The results of further BBM analysis revealed the putative migration route (Fig. 7c and d), and in this model, the route from the ancestral A region simultaneously from both the B and C regions, from the B region to the C region, and then from the C region to the D region was the main route of A. trifoliata migration, and the corresponding reverse route could be a minor migration route. In fact, this hypothesis of species migration off the Qinghai‒Tibet Plateau [81] also agreed well with the putative migration model. In addition, we also found minor migration from the ancestral A region to the D region, while there was no reverse route. Finally, migration from west to east could be a major direction, while reciprocal migration between the south and the north could be minor, which could have resulted from climate oscillation in the past [17]. The main route and direction of A. trifoliata migration could be closely related to its natural spread through west-east-flowing rivers, especially the Yangtze River [31], animals such as birds [82] and even commercial action [83]. Moreover, incomplete coverage of glaciers during this process [84] may also explain the widespread differentiation of A. trifoliata.

The last concern was the origin of the A. trifoliata distributed in Korea and Japan, and in our opinion, these A. trifoliata possibly migrated from the D region of mainland China, which could be resolved by a future study with samples from these two countries.

Conclusions

Both conserved DNA sequences and continuously and widely distributed large populations provide a valuable opportunity to elucidate the evolutionary history of a given species. In this study, a maternally inherited chloroplast gene (rps16) and a biparentally inherited nuclear ITS sequence were simultaneously employed to assess the phylogeographic structure of A. trifoliata populations in the region across the QTP eastern edge and subtropical China, where more than 90% of publications about the species originated.

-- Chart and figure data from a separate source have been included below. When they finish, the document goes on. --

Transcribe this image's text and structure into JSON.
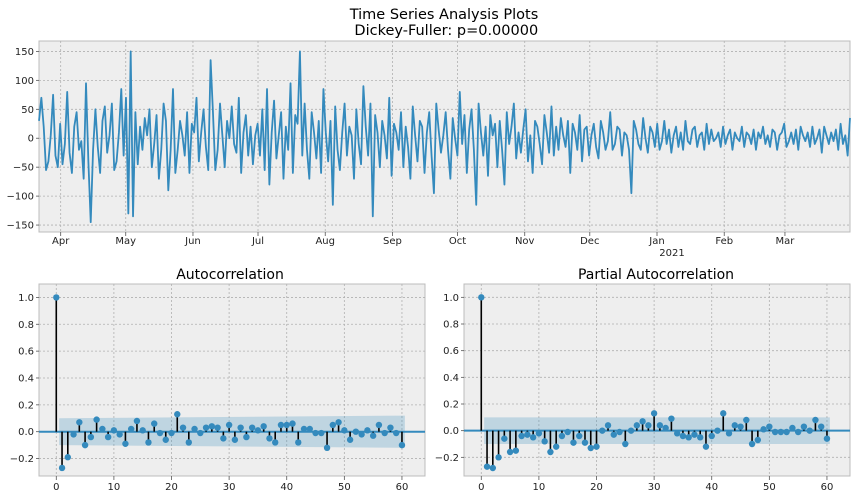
{
  "chart_data": [
    {
      "type": "line",
      "title": "Time Series Analysis Plots",
      "subtitle": " Dickey-Fuller: p=0.00000",
      "xlabel": "",
      "ylabel": "",
      "ylim": [
        -162,
        168
      ],
      "yticks": [
        -150,
        -100,
        -50,
        0,
        50,
        100,
        150
      ],
      "xtick_labels": [
        "Apr",
        "May",
        "Jun",
        "Jul",
        "Aug",
        "Sep",
        "Oct",
        "Nov",
        "Dec",
        "Jan",
        "Feb",
        "Mar"
      ],
      "xtick_sublabel": "2021",
      "grid": true,
      "series": [
        {
          "color": "#348abd",
          "x_start": "2020-03-22",
          "x_end": "2021-03-31",
          "values": [
            30,
            70,
            20,
            -55,
            -40,
            5,
            75,
            -30,
            -50,
            25,
            -45,
            -10,
            80,
            -25,
            -60,
            20,
            45,
            -20,
            -5,
            -70,
            95,
            -40,
            -145,
            -20,
            50,
            -15,
            -60,
            30,
            55,
            -25,
            5,
            60,
            -55,
            -40,
            10,
            85,
            -30,
            70,
            -130,
            150,
            -135,
            45,
            -45,
            20,
            -20,
            35,
            5,
            50,
            -50,
            -10,
            40,
            -70,
            -20,
            60,
            30,
            -90,
            -20,
            85,
            -60,
            -20,
            30,
            5,
            -30,
            45,
            -60,
            25,
            10,
            70,
            -40,
            10,
            50,
            -15,
            -55,
            135,
            45,
            -55,
            -20,
            60,
            5,
            -50,
            30,
            0,
            55,
            -10,
            -25,
            70,
            -60,
            10,
            40,
            -30,
            20,
            -45,
            5,
            25,
            -30,
            50,
            -55,
            85,
            -80,
            10,
            65,
            -35,
            5,
            45,
            -70,
            20,
            -20,
            95,
            -60,
            40,
            25,
            150,
            -30,
            60,
            -20,
            -70,
            45,
            10,
            -35,
            30,
            -60,
            85,
            10,
            -40,
            30,
            -115,
            55,
            -20,
            -55,
            10,
            60,
            -30,
            20,
            5,
            -70,
            50,
            -10,
            -45,
            90,
            20,
            -30,
            60,
            -135,
            40,
            10,
            -50,
            30,
            5,
            -35,
            70,
            -65,
            25,
            10,
            -20,
            45,
            -50,
            20,
            -15,
            -70,
            55,
            5,
            -40,
            30,
            20,
            -60,
            10,
            45,
            -30,
            -95,
            60,
            15,
            -25,
            5,
            45,
            -20,
            -70,
            35,
            0,
            -30,
            80,
            -10,
            40,
            -60,
            15,
            50,
            -20,
            -115,
            60,
            10,
            -30,
            20,
            -65,
            40,
            5,
            25,
            -50,
            30,
            -20,
            -80,
            45,
            -10,
            20,
            60,
            -35,
            10,
            -25,
            15,
            50,
            -40,
            5,
            -60,
            30,
            20,
            -10,
            -45,
            40,
            10,
            -25,
            55,
            -30,
            20,
            -20,
            35,
            5,
            -15,
            30,
            -60,
            25,
            10,
            -20,
            40,
            -40,
            15,
            20,
            -30,
            5,
            25,
            -15,
            -35,
            30,
            10,
            -20,
            -5,
            45,
            -20,
            -10,
            20,
            15,
            -30,
            10,
            5,
            -20,
            -95,
            30,
            15,
            -10,
            -20,
            35,
            0,
            -25,
            20,
            10,
            -15,
            25,
            -20,
            -5,
            30,
            -10,
            15,
            -25,
            5,
            20,
            -15,
            10,
            -20,
            30,
            -5,
            -10,
            15,
            20,
            -15,
            5,
            10,
            -20,
            25,
            -10,
            15,
            -5,
            0,
            10,
            -15,
            20,
            -10,
            5,
            15,
            -20,
            10,
            0,
            -5,
            20,
            -15,
            10,
            5,
            -10,
            15,
            -20,
            10,
            0,
            20,
            -10,
            5,
            -15,
            15,
            10,
            -20,
            5,
            10,
            25,
            -15,
            -5,
            10,
            -10,
            15,
            -20,
            20,
            5,
            -5,
            10,
            -15,
            20,
            -10,
            0,
            15,
            -25,
            20,
            5,
            -10,
            10,
            -5,
            15,
            -20,
            25,
            -10,
            5,
            -30,
            35
          ]
        }
      ]
    },
    {
      "type": "stem",
      "title": "Autocorrelation",
      "xlabel": "",
      "ylabel": "",
      "xlim": [
        -3,
        64
      ],
      "ylim": [
        -0.33,
        1.1
      ],
      "xticks": [
        0,
        10,
        20,
        30,
        40,
        50,
        60
      ],
      "yticks": [
        -0.2,
        0.0,
        0.2,
        0.4,
        0.6,
        0.8,
        1.0
      ],
      "grid": true,
      "confidence_band": {
        "start": [
          1,
          0.1
        ],
        "end": [
          60,
          0.12
        ],
        "color": "#348abd"
      },
      "series": [
        {
          "color": "#348abd",
          "values": [
            1.0,
            -0.27,
            -0.19,
            -0.02,
            0.07,
            -0.1,
            -0.04,
            0.09,
            0.02,
            -0.04,
            0.01,
            -0.02,
            -0.09,
            0.02,
            0.08,
            0.01,
            -0.08,
            0.06,
            -0.01,
            -0.06,
            -0.01,
            0.13,
            0.03,
            -0.08,
            0.02,
            -0.01,
            0.03,
            0.04,
            0.03,
            -0.05,
            0.05,
            -0.06,
            0.03,
            -0.04,
            0.03,
            0.01,
            0.04,
            -0.05,
            -0.08,
            0.05,
            0.05,
            0.06,
            -0.08,
            0.02,
            0.02,
            -0.01,
            -0.01,
            -0.12,
            0.05,
            0.07,
            0.01,
            -0.06,
            0.0,
            -0.02,
            0.01,
            -0.03,
            0.05,
            -0.01,
            0.03,
            -0.01,
            -0.1
          ]
        }
      ]
    },
    {
      "type": "stem",
      "title": "Partial Autocorrelation",
      "xlabel": "",
      "ylabel": "",
      "xlim": [
        -3,
        64
      ],
      "ylim": [
        -0.34,
        1.1
      ],
      "xticks": [
        0,
        10,
        20,
        30,
        40,
        50,
        60
      ],
      "yticks": [
        -0.2,
        0.0,
        0.2,
        0.4,
        0.6,
        0.8,
        1.0
      ],
      "grid": true,
      "confidence_band": {
        "start": [
          1,
          0.1
        ],
        "end": [
          60,
          0.1
        ],
        "color": "#348abd"
      },
      "series": [
        {
          "color": "#348abd",
          "values": [
            1.0,
            -0.27,
            -0.28,
            -0.2,
            -0.06,
            -0.16,
            -0.15,
            -0.04,
            -0.03,
            -0.05,
            -0.02,
            -0.08,
            -0.16,
            -0.12,
            -0.04,
            -0.01,
            -0.09,
            -0.04,
            -0.09,
            -0.13,
            -0.12,
            0.0,
            0.04,
            -0.03,
            -0.01,
            -0.1,
            0.0,
            0.04,
            0.07,
            0.04,
            0.13,
            0.04,
            0.02,
            0.09,
            -0.02,
            -0.04,
            -0.05,
            -0.03,
            -0.05,
            -0.12,
            -0.04,
            0.0,
            0.13,
            -0.02,
            0.04,
            0.03,
            0.08,
            -0.1,
            -0.07,
            0.01,
            0.03,
            -0.01,
            -0.01,
            -0.01,
            0.02,
            -0.01,
            0.03,
            0.0,
            0.08,
            0.03,
            -0.06
          ]
        }
      ]
    }
  ]
}
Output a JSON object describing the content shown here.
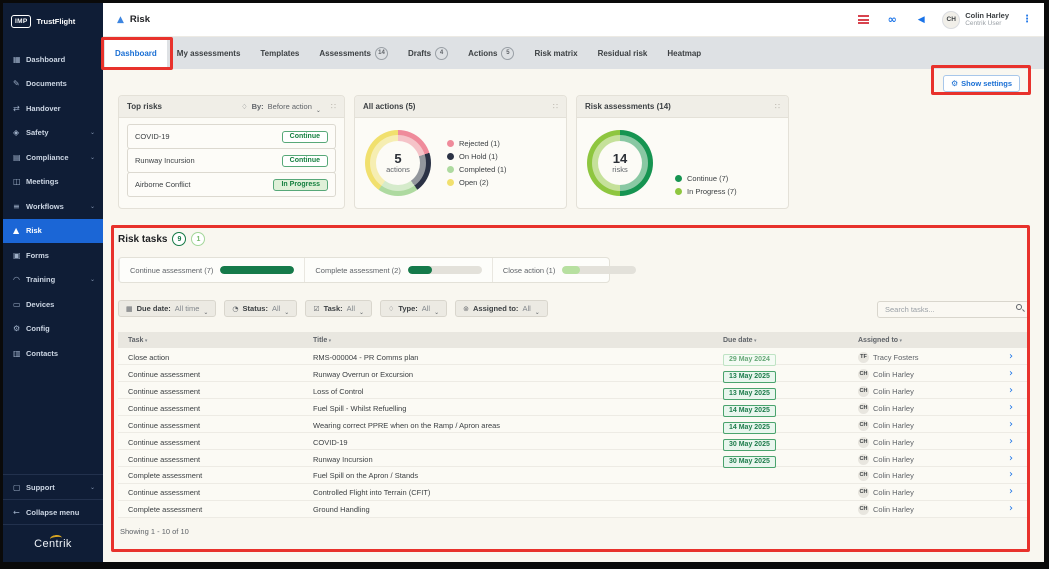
{
  "annotations": {
    "color": "#e8322c"
  },
  "icons": {
    "queue-icon": "red-list-bars",
    "link-icon": "∞",
    "megaphone-icon": "◀",
    "kebab-icon": "⋮",
    "search-icon": "magnifier",
    "settings-gear-icon": "⚙",
    "drag-handle-icon": "∷",
    "sort-arrow-icon": "▾",
    "row-chevron-icon": "›"
  },
  "sidebar": {
    "logo_badge": "IMP",
    "logo_text": "TrustFlight",
    "items": [
      {
        "label": "Dashboard",
        "icon": "dashboard-icon",
        "glyph": "▦"
      },
      {
        "label": "Documents",
        "icon": "documents-icon",
        "glyph": "✎"
      },
      {
        "label": "Handover",
        "icon": "handover-icon",
        "glyph": "⇄"
      },
      {
        "label": "Safety",
        "icon": "safety-icon",
        "glyph": "◈",
        "expandable": true
      },
      {
        "label": "Compliance",
        "icon": "compliance-icon",
        "glyph": "▤",
        "expandable": true
      },
      {
        "label": "Meetings",
        "icon": "meetings-icon",
        "glyph": "◫"
      },
      {
        "label": "Workflows",
        "icon": "workflows-icon",
        "glyph": "≡",
        "expandable": true
      },
      {
        "label": "Risk",
        "icon": "risk-icon",
        "glyph": "▲",
        "active": true
      },
      {
        "label": "Forms",
        "icon": "forms-icon",
        "glyph": "▣"
      },
      {
        "label": "Training",
        "icon": "training-icon",
        "glyph": "◠",
        "expandable": true
      },
      {
        "label": "Devices",
        "icon": "devices-icon",
        "glyph": "▭"
      },
      {
        "label": "Config",
        "icon": "config-icon",
        "glyph": "⚙"
      },
      {
        "label": "Contacts",
        "icon": "contacts-icon",
        "glyph": "▥"
      }
    ],
    "footer_items": [
      {
        "label": "Support",
        "icon": "support-icon",
        "glyph": "▢",
        "expandable": true
      },
      {
        "label": "Collapse menu",
        "icon": "collapse-icon",
        "glyph": "←"
      }
    ],
    "brand": "Centrik"
  },
  "header": {
    "title": "Risk",
    "user_initials": "CH",
    "user_name": "Colin Harley",
    "user_role": "Centrik User"
  },
  "tabs": [
    {
      "label": "Dashboard",
      "active": true
    },
    {
      "label": "My assessments"
    },
    {
      "label": "Templates"
    },
    {
      "label": "Assessments",
      "count": "14"
    },
    {
      "label": "Drafts",
      "count": "4"
    },
    {
      "label": "Actions",
      "count": "5"
    },
    {
      "label": "Risk matrix"
    },
    {
      "label": "Residual risk"
    },
    {
      "label": "Heatmap"
    }
  ],
  "settings_button_label": "Show settings",
  "cards": {
    "top_risks": {
      "title": "Top risks",
      "by_label": "By:",
      "by_value": "Before action",
      "rows": [
        {
          "name": "COVID-19",
          "status": "Continue"
        },
        {
          "name": "Runway Incursion",
          "status": "Continue"
        },
        {
          "name": "Airborne Conflict",
          "status": "In Progress",
          "in_progress": true
        }
      ]
    },
    "all_actions": {
      "title": "All actions (5)",
      "center_value": "5",
      "center_label": "actions",
      "legend": [
        {
          "text": "Rejected (1)",
          "color": "#ef8b9b"
        },
        {
          "text": "On Hold (1)",
          "color": "#2b3245"
        },
        {
          "text": "Completed (1)",
          "color": "#aedaa0"
        },
        {
          "text": "Open (2)",
          "color": "#f1e06e"
        }
      ]
    },
    "risk_assessments": {
      "title": "Risk assessments (14)",
      "center_value": "14",
      "center_label": "risks",
      "legend": [
        {
          "text": "Continue (7)",
          "color": "#169451"
        },
        {
          "text": "In Progress (7)",
          "color": "#8ec63f"
        }
      ]
    }
  },
  "chart_data": [
    {
      "type": "pie",
      "title": "All actions (5)",
      "center_value": "5",
      "center_label": "actions",
      "segments": [
        {
          "label": "Rejected",
          "value": 1,
          "color": "#ef8b9b"
        },
        {
          "label": "On Hold",
          "value": 1,
          "color": "#2b3245"
        },
        {
          "label": "Completed",
          "value": 1,
          "color": "#aedaa0"
        },
        {
          "label": "Open",
          "value": 2,
          "color": "#f1e06e"
        }
      ]
    },
    {
      "type": "pie",
      "title": "Risk assessments (14)",
      "center_value": "14",
      "center_label": "risks",
      "segments": [
        {
          "label": "Continue",
          "value": 7,
          "color": "#169451"
        },
        {
          "label": "In Progress",
          "value": 7,
          "color": "#8ec63f"
        }
      ]
    }
  ],
  "risk_tasks": {
    "title": "Risk tasks",
    "badge_primary": "9",
    "badge_secondary": "1",
    "progress": [
      {
        "label": "Continue assessment (7)",
        "pct": 100,
        "color": "#157a4a"
      },
      {
        "label": "Complete assessment (2)",
        "pct": 32,
        "color": "#157a4a"
      },
      {
        "label": "Close action (1)",
        "pct": 24,
        "color": "#b7e0a0"
      }
    ],
    "filters": [
      {
        "icon": "calendar-icon",
        "glyph": "▦",
        "label": "Due date:",
        "value": "All time"
      },
      {
        "icon": "clock-icon",
        "glyph": "◔",
        "label": "Status:",
        "value": "All"
      },
      {
        "icon": "task-icon",
        "glyph": "☑",
        "label": "Task:",
        "value": "All"
      },
      {
        "icon": "tag-icon",
        "glyph": "♢",
        "label": "Type:",
        "value": "All"
      },
      {
        "icon": "assignee-icon",
        "glyph": "⊚",
        "label": "Assigned to:",
        "value": "All"
      }
    ],
    "search_placeholder": "Search tasks...",
    "table": {
      "columns": [
        "Task",
        "Title",
        "Due date",
        "Assigned to"
      ],
      "rows": [
        {
          "task": "Close action",
          "title": "RMS-000004 - PR Comms plan",
          "due": "29 May 2024",
          "due_past": true,
          "initials": "TF",
          "assignee": "Tracy Fosters"
        },
        {
          "task": "Continue assessment",
          "title": "Runway Overrun or Excursion",
          "due": "13 May 2025",
          "initials": "CH",
          "assignee": "Colin Harley"
        },
        {
          "task": "Continue assessment",
          "title": "Loss of Control",
          "due": "13 May 2025",
          "initials": "CH",
          "assignee": "Colin Harley"
        },
        {
          "task": "Continue assessment",
          "title": "Fuel Spill - Whilst Refuelling",
          "due": "14 May 2025",
          "initials": "CH",
          "assignee": "Colin Harley"
        },
        {
          "task": "Continue assessment",
          "title": "Wearing correct PPRE when on the Ramp / Apron areas",
          "due": "14 May 2025",
          "initials": "CH",
          "assignee": "Colin Harley"
        },
        {
          "task": "Continue assessment",
          "title": "COVID-19",
          "due": "30 May 2025",
          "initials": "CH",
          "assignee": "Colin Harley"
        },
        {
          "task": "Continue assessment",
          "title": "Runway Incursion",
          "due": "30 May 2025",
          "initials": "CH",
          "assignee": "Colin Harley"
        },
        {
          "task": "Complete assessment",
          "title": "Fuel Spill on the Apron / Stands",
          "initials": "CH",
          "assignee": "Colin Harley"
        },
        {
          "task": "Continue assessment",
          "title": "Controlled Flight into Terrain (CFIT)",
          "initials": "CH",
          "assignee": "Colin Harley"
        },
        {
          "task": "Complete assessment",
          "title": "Ground Handling",
          "initials": "CH",
          "assignee": "Colin Harley"
        }
      ]
    },
    "footer": "Showing 1 - 10 of 10"
  }
}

Our results suggested that A. trifoliata originated on the eastern edge of the QTP and then migrated eastwards to the east coast of mainland China, even to Korea and Japan, and that multiple ice shelters in the Qinba Mountains, Nanling Mountains and Yunnan-Guizhou Plateau region supported its proliferation throughout subtropical China. Overall, the unique origin, long-distance migration, high intraspecific divergence, multiple ice shelters and regional expansion of A. trifoliata resulted in its continuous and wide distribution.